4. Afteykeninghe van de Rivier van Guayaquil, en de Eylanden Puna en Sta Clara. [inset at lower right] Vertoning van de Ree onder I. Puna.  15.7 x 20.5 cm. Map of the area around Guayaquil in Ecuador, including the islands of Puna and Santa Clara. The inset view presents the island and city of Puna, with eleven Dutch ships in harbor. Despite the debacle of the first attack on Guayaquil, Schapenham decided to attack a second time. Text notes that all the people had fled, so they set fire to the town of Puna and destroyed the Church before leaving.

5. Vertoning van de Haven van Acapulco. 15.6 x 20.5 cm. Bird’s-eye view of the bay and town of Acapulco, Mexico, and the adjacent Bay of Marquez. Includes European ships, compass rose, and fortifications. Convinced the expedition was destined to fail, the Dutch fleet sailed to Acapulco to regroup (the Dutch East India Company had been given a warm welcome at Acapulco in 1614). They determined to follow the orders of Prince Maurice of Nassau, who ordered the voyage to intercept the formidable Manila galleon. The Dutch reached Acapulco on 28 September 1624. The text notes the daunting presence of a recently rebuilt fort on a point of land intended to protect the Manila ships. This fine little view of Acapulco is among the earliest printed views of the bay and town.

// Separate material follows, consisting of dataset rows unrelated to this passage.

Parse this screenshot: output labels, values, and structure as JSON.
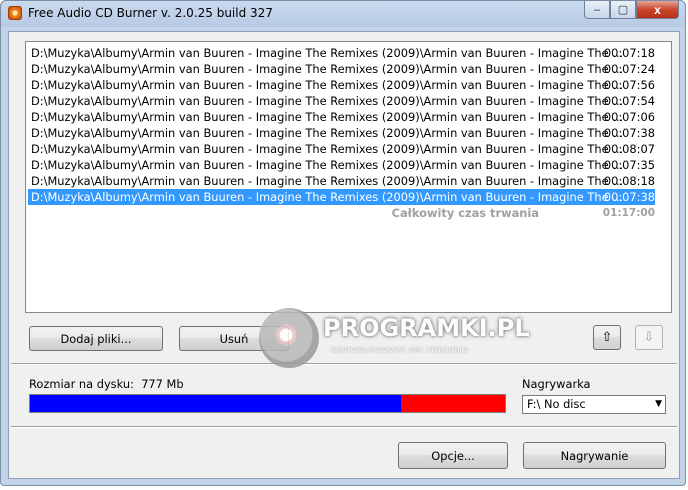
{
  "window": {
    "title": "Free Audio CD Burner  v. 2.0.25 build 327",
    "icon": "cd-burner-icon"
  },
  "caption": {
    "minimize": "–",
    "maximize": "▢",
    "close": "x"
  },
  "tracks": [
    {
      "path": "D:\\Muzyka\\Albumy\\Armin van Buuren - Imagine The Remixes (2009)\\Armin van Buuren - Imagine The ...",
      "duration": "00:07:18"
    },
    {
      "path": "D:\\Muzyka\\Albumy\\Armin van Buuren - Imagine The Remixes (2009)\\Armin van Buuren - Imagine The ...",
      "duration": "00:07:24"
    },
    {
      "path": "D:\\Muzyka\\Albumy\\Armin van Buuren - Imagine The Remixes (2009)\\Armin van Buuren - Imagine The ...",
      "duration": "00:07:56"
    },
    {
      "path": "D:\\Muzyka\\Albumy\\Armin van Buuren - Imagine The Remixes (2009)\\Armin van Buuren - Imagine The ...",
      "duration": "00:07:54"
    },
    {
      "path": "D:\\Muzyka\\Albumy\\Armin van Buuren - Imagine The Remixes (2009)\\Armin van Buuren - Imagine The ...",
      "duration": "00:07:06"
    },
    {
      "path": "D:\\Muzyka\\Albumy\\Armin van Buuren - Imagine The Remixes (2009)\\Armin van Buuren - Imagine The ...",
      "duration": "00:07:38"
    },
    {
      "path": "D:\\Muzyka\\Albumy\\Armin van Buuren - Imagine The Remixes (2009)\\Armin van Buuren - Imagine The ...",
      "duration": "00:08:07"
    },
    {
      "path": "D:\\Muzyka\\Albumy\\Armin van Buuren - Imagine The Remixes (2009)\\Armin van Buuren - Imagine The ...",
      "duration": "00:07:35"
    },
    {
      "path": "D:\\Muzyka\\Albumy\\Armin van Buuren - Imagine The Remixes (2009)\\Armin van Buuren - Imagine The ...",
      "duration": "00:08:18"
    },
    {
      "path": "D:\\Muzyka\\Albumy\\Armin van Buuren - Imagine The Remixes (2009)\\Armin van Buuren - Imagine The ...",
      "duration": "00:07:38",
      "selected": true
    }
  ],
  "total": {
    "label": "Całkowity czas trwania",
    "duration": "01:17:00"
  },
  "buttons": {
    "add_files": "Dodaj pliki...",
    "remove": "Usuń",
    "move_up": "⇧",
    "move_down": "⇩",
    "options": "Opcje...",
    "burn": "Nagrywanie"
  },
  "disk": {
    "size_label": "Rozmiar na dysku:",
    "size_value": "777 Mb",
    "used_fraction": 0.78,
    "used_color": "#0000ff",
    "free_color": "#ff0000"
  },
  "burner": {
    "label": "Nagrywarka",
    "selected": "F:\\ No disc"
  },
  "watermark": {
    "text": "PROGRAMKI.PL",
    "subtext": "DARMOWE PROGRAMY, GRY, STEROWNIKI"
  }
}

     This account was first published in Amsterdam in 1626 [JCB I (2, 1600-1658), p. 201; Church 408; European Americana 1626/70]. The present edition was published as part of Isaak Commelin’s collection of early voyages of the Dutch East India Company, Begin ende Voortgang, Van de Vereenighde Nederlantsche Geoctroyeerde Oost-Indische Compagnie [see JCB I (2, 1600-1658), p. 328 & 339; European Americana 1645/36 & 1646/41]. The present edition is a reprint of the 1643 edition with accounts not in the first edition of 1626: description of Peru by P. de Madriga (pp. 60-67); observations on Chile (pp. 67-68); and Pedro Fernándes de Queirós account of his quest to discover “Onbekent Austrialia” (Unknown Australia), which was omitted from the 1648 and subsequent editions (pp. 68-74). The final addition is “Waerachtich verhael van’t geene Inde Eylanden van Bande,” the volcanic islands now part of Indonesia (pp. 75-79).

     Church 408 (citing original edition of 1626): “One of the most valuable and best written of the early Dutch voyages is the journal of Admiral Jacques l’Hermite’s voyage around the world; 1623-1626. The object of this voyage was to find a better passage than that of Magellan by which the Dutch could reach the Moluccas from the east. By means of this voyage the Dutch were able to establish themselves in the East Indies.” Landwehr & van der Krogt, VOC: A Bibliography of Publications Relating to the Dutch East India Company, 1602-1800 250 II:19. NHSM, p. 115: “Vermoedelijk is de schrijver Johannes Walbeeck, die op het vlaggeschip was geplaatst. De expeditie had ten doel op de westkust de Spanjaarden afbreuk te doen. Te Calleo overleed admiraal l’Hermite, maar de elf schepen bereikten onder bevel van Gheen Huygen Schapenham alle op 1 maart 1625 behouden Oost-Indie, waar de vloot uiteenging. Sabin 14958-14960. Tiele, Mémoire bibliographique sur les journaux des navigateurs néerlandais 76e. Some sources cite the author as Adolph Becker, who was captain of the troops of the Nassau Fleet, but rather than authoring the Dutch work, he translated the text for the German edition.

This circumnavigation by the great armed fleet of eleven ships of the Dutch East Indies was ordered by Prince Maurice of Nassau and commanded by Admiral Jacob L’Hermite as an expedition to establish a southern route to the Dutch East Indies around Cape Horn, to investigate establishment of a Dutch colony on the west coast of South America, to attack Spanish merchant shipping, and to plunder Spanish gold and riches. They engaged in some spectacular raiding, and some not-so-spectacular forays.


Sold. Hammer: $1,600.00; Price Realized: $1,960.00.